Sydney: Police and rangers were on Monday hunting a crocodile that snatched a 12-year-old boy from a northern Australian waterhole, with shoot-to-kill orders for any creature longer than two metres and fresh calls for a cull.

The boy was swimming with friends in the Mudginberri Billabong in the Northern Territory’s Kakadu National Park on Sunday afternoon when the group was attacked. One other boy suffered bite wounds as he tried to fight the creature off.

Aerial, land and boat searches in and around Magela Creek, which feeds the billabong or waterhole, continued throughout the night but there was no sign of the boy.

The NT Parks and Wildlife Commission gave rangers the order to shoot dead any crocodile longer than two metres (6.5 feet) sighted in the area of Mudginberri Outstation, which is about 200km east of Darwin.

The order had originally been for animals bigger than three metres but was expanded after examination of the bite marks on the boy who escaped revealed that the croc responsible was between 2-3 metres.

Two crocodiles were shot and cut open overnight, but they had not ingested any human remains.

“One 4.3 metres; one 4.7 metres,” Sergeant Stephen Constable said of the creatures.

“We’ve since had a look at both crocodiles and neither of them had anything in their stomachs.”

The local Aboriginal people, the Mirarr, called for a cull of the predatory reptiles around Jabiru following the incident.

“Mirarr traditional owners are saying (it’s) high time to cull crocodiles,” said Justin O’Brien, chief of the Gundjeihmi Aboriginal Corporation.

There are periodic calls for crocodile culls after fatalities in the Northern Territory but their numbers are such that it’s historically been considered impractical.

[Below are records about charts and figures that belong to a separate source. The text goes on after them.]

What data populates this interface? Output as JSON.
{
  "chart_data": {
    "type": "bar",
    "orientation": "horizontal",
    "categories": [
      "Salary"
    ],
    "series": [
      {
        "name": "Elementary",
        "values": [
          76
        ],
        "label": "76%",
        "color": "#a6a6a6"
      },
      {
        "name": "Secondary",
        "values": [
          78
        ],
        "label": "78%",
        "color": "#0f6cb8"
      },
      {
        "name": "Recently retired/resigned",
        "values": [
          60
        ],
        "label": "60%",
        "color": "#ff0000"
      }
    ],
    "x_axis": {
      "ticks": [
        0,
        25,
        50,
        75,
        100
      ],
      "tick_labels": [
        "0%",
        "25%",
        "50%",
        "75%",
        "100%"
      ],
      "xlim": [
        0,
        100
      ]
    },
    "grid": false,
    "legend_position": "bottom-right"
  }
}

Rangers set a trap in Magela Creek late on Monday and prepared to continue searching the waterways by boat through the night, though Constable said efforts would be scaled back.

“We’ve done the sprint, now we’ve got to pace ourselves,” he said.

Parks officer and crocodile specialist Garry Lindner said a 2-3 metre crocodile was sizeable, particularly up against a child.

Lindner said flooding due to the local monsoon season was complicating the search, leaving the 200-metre waterway more than a kilometre wide.

Saltwater crocodiles can grow up to seven metres long, weigh more than a tonne, and are a common feature of Australia’s tropical north.

Their numbers have increased steadily since the introduction of protection laws in 1971, with government estimates putting the population at 75,000-100,000.

The most recent fatality was in August last year, when a man was taken by a 4.7-metre croc as he swam across the Mary River.

Parks officials said the Magela Creek area was well signposted as a crocodile danger zone.

“We have big croc warning signs with croc jaws and a big thing saying ‘croc risk; do not swim here, do not enter’,” a spokeswoman said.

Australian researchers launched the world’s first crocodile attack database, CrocBITE, last month, hoping to firm up anecdotal reports that harmful or fatal incidents are increasing.

Sunday’s attack in Kakadu is the 11th fatality recorded so far this year by the CrocBITE team, which is based at Australia’s Charles Darwin University.

The other crocodile-related deaths in 2014 have been in Angola, East Timor, India, Indonesia, Namibia, Papua New Guinea, South Africa, Zambia and Zimbabwe. Five have involved saltwater crocs.